270- Nafakadan her ne infak eder veya adaktan her ne adarsanız, muhakkak Allah onu bilir. Zulmedenlerin yardımcıları yoktur.(310)
271- Sadakaları açıkta verirseniz o ne iyi; fakat gizleyip de fakirlere verirseniz bu, sizin için daha hayırlıdır.(311) O, günahlarınızdan bir kısmını bağışlar.(312) Allah, yapmakta olduklarınızdan haberi olandır.
272- Onların hidayete ermesi, senin üzerinde (kesin bir yükümlülük) değildir. Ancak Allah, dilediğini hidayete erdirir. Hayır olarak her ne infak ederseniz, kendiniz içidir. Zaten siz, ancak Allah'ın hoşnutluğunu istemekten başka (bir amaçla) infak etmezsiniz. Hayırdan her ne infak ederseniz -haksızlığa (zulme) uğratılmaksızın- size eksiksizce ödenecektir.(313)
AÇIKLAMA
310. Allah herkesin niyetini ve yaptıklarını çok iyi bilir. Kişinin Allah yolunda mı yoksa şeytanî bir yolda mı harcadığını, Allah'a mı bir şeyler adadığını yoksa başka kimselere mi adadadığını bilir. Bu nedenle Allah yolunda harcayanlar mutlaka mükâfatlarını O'ndan alacaklardır. Kötülük yapanlar ve şeytanın yolunda harcayanlar kendilerini O'nun azabından koruyacak bir yardımcı bulamayacaklardır.

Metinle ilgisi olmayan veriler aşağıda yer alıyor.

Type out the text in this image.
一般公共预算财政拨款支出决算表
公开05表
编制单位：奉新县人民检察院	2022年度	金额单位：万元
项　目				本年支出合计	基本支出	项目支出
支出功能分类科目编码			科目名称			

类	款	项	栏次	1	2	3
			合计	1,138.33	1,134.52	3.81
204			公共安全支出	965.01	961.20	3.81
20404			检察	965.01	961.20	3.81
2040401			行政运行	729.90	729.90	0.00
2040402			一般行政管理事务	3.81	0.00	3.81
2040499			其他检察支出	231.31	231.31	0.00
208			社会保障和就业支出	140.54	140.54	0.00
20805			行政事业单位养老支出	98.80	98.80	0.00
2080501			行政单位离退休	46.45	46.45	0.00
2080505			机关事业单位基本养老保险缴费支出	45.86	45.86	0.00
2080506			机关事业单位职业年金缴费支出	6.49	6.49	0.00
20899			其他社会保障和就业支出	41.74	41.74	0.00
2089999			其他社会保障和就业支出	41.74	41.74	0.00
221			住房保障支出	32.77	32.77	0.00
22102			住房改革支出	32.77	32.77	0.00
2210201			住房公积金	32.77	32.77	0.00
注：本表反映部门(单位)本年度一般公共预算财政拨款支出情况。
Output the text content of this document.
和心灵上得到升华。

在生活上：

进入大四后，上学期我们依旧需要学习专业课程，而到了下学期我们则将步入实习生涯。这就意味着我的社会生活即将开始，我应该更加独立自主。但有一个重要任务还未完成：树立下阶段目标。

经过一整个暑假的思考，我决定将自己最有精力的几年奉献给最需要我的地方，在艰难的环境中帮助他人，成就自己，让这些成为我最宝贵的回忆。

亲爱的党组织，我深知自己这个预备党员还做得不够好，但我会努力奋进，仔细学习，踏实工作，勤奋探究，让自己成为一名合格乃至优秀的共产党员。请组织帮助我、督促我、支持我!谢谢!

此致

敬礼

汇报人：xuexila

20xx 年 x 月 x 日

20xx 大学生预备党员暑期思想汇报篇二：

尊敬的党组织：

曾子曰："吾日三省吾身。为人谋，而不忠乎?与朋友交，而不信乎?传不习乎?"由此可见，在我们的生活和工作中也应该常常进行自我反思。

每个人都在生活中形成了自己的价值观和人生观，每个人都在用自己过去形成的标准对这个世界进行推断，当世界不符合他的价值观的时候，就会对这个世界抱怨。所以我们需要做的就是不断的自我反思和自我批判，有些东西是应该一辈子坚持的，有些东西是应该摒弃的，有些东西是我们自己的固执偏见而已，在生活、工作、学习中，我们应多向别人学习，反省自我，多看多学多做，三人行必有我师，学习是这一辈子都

Nezir (adak) , bir kimse tarafından bir isteği gerçekleştiği takdirde Allah'a, bir peygambere, bir aziz veya puta bir şey yapmayı vaadetmesidir ve dinî bakımdan bağlayıcıdır. Eğer kişinin gerçekleşmesini istediği şey helâl ise ve adak da Allah'a yapılmışsa, yerine getirilmelidir. Çünkü bu, Allah yolunda yapılmış bir nezirdir. Fakat eğer istek haram bir şeyse veya adak Allah'tan başkasına yapılmışsa, bu adakta bulunmak günahtır ve adağın yerine getirilmesi cezayı gerektirir.
311. Zekât'ı açıktan, diğer infakları (sadaka) ise gizli vermek en iyisidir. Aynı prensip diğer ibadetler için de geçerlidir. Farz ibadetleri açıktan, nafile ibadetleri ise gizli yapmak daha iyidir.
312. Eğer kişi iyi amelleri gizlice işlerse, bu o kişinin karakterinin şekillenmesine yardımcı olur. Bunun sonucu kişi, hikmet ve samimiyeti gözönünde bulundurarak küçük günahları affeden Allah'ın, gözde ve seçkin bir kulu olur.
313. Bu ayette müslümanlar arasında var olan bir yanlış anlama ortadan kaldırılmaktadır. İlk önceleri müslümanlar gayri müslim akrabalarına veya diğer gayri müslimlere malî yardımda bulunma konusunda tereddüt etmişlerdir. Onlar sadece müslümanlara yapılan yardımların Allah yolunda olduğunu sanıyorlardı. Burada müminlere, kâfirleri hidayete ulaştırmakla sorumlu olmadıkları bildirilmektedir. Onların sorumluluğu Hakk'ı tebliğ etmekle sona erer. Kâfirlerin bunu algılayıp algılayamaması artık Allah'a kalmıştır. Bu nedenle müslümanlar, sadece hidayeti kabul etmedikleri için gayri müslimlerin isteklerini yerine getirmekte tereddüt etmemelidirler. Eğer müminler Allah'ı razı etmek için bir kimsenin ihtiyacını giderirlerse, Allah onlara mutlaka onların mükâfatlarını verecektir.